Shimada, S., Golyanik, V., Theobalt, C., & Stricker, D. (2019). IsMo-GAN: Adversarial Learning for Monocular Non-Rigid 3D Reconstruction. Retrieved from http://arxiv.org/abs/1904.12144.


Cite as: https://hdl.handle.net/21.11116/0000-0003-FE04-B
Abstract
The majority of the existing methods for non-rigid 3D surface regression from
monocular 2D images require an object template or point tracks over multiple
frames as an input, and are still far from real-time processing rates.
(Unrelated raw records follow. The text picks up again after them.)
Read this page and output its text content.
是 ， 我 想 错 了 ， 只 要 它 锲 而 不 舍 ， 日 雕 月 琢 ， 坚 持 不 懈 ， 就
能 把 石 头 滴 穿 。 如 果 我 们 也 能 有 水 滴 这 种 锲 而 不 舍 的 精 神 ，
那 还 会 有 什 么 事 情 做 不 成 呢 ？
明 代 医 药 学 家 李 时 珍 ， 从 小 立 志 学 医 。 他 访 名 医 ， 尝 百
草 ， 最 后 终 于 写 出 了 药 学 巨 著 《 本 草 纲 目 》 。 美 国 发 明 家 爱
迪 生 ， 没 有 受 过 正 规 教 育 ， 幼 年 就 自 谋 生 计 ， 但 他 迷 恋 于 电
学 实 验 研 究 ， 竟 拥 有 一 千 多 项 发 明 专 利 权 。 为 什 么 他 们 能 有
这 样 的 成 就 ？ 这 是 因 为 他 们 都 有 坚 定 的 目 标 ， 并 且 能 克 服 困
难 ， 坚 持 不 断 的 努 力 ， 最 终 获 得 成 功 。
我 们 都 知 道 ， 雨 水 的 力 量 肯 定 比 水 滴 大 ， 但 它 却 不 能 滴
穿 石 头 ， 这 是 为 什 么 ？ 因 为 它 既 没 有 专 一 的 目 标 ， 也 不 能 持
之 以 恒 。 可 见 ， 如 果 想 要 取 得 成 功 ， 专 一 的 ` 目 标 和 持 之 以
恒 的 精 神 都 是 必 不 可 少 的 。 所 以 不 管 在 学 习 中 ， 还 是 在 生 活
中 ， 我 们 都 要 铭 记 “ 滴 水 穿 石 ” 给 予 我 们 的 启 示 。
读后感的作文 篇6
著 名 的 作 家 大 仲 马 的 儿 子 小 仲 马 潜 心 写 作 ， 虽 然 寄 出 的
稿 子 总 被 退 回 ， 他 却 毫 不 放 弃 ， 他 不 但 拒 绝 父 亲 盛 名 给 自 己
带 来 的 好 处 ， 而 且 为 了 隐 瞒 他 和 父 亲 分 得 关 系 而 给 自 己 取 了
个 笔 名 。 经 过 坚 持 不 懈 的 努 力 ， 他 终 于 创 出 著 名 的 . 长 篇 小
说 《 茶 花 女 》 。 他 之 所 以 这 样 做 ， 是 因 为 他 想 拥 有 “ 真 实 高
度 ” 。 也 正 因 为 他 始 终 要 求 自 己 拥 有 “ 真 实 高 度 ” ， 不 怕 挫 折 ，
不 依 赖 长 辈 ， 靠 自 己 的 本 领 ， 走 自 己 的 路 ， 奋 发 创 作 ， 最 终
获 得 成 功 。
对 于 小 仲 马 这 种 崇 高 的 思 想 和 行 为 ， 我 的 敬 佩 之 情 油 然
In this
work, we present the Isometry-Aware Monocular Generative Adversarial Network
(IsMo-GAN) - an approach for direct 3D reconstruction from a single image,
trained for the deformation model in an adversarial manner on a light-weight
synthetic dataset. IsMo-GAN reconstructs surfaces from real images under
varying illumination, camera poses, textures and shading at over 250 Hz. In
multiple experiments, it consistently outperforms several approaches in the
reconstruction accuracy, runtime, generalisation to unknown surfaces and
robustness to occlusions. In comparison to the state-of-the-art, we reduce the
reconstruction error by 10-30% including the textureless case and our surfaces
evince fewer artefacts qualitatively.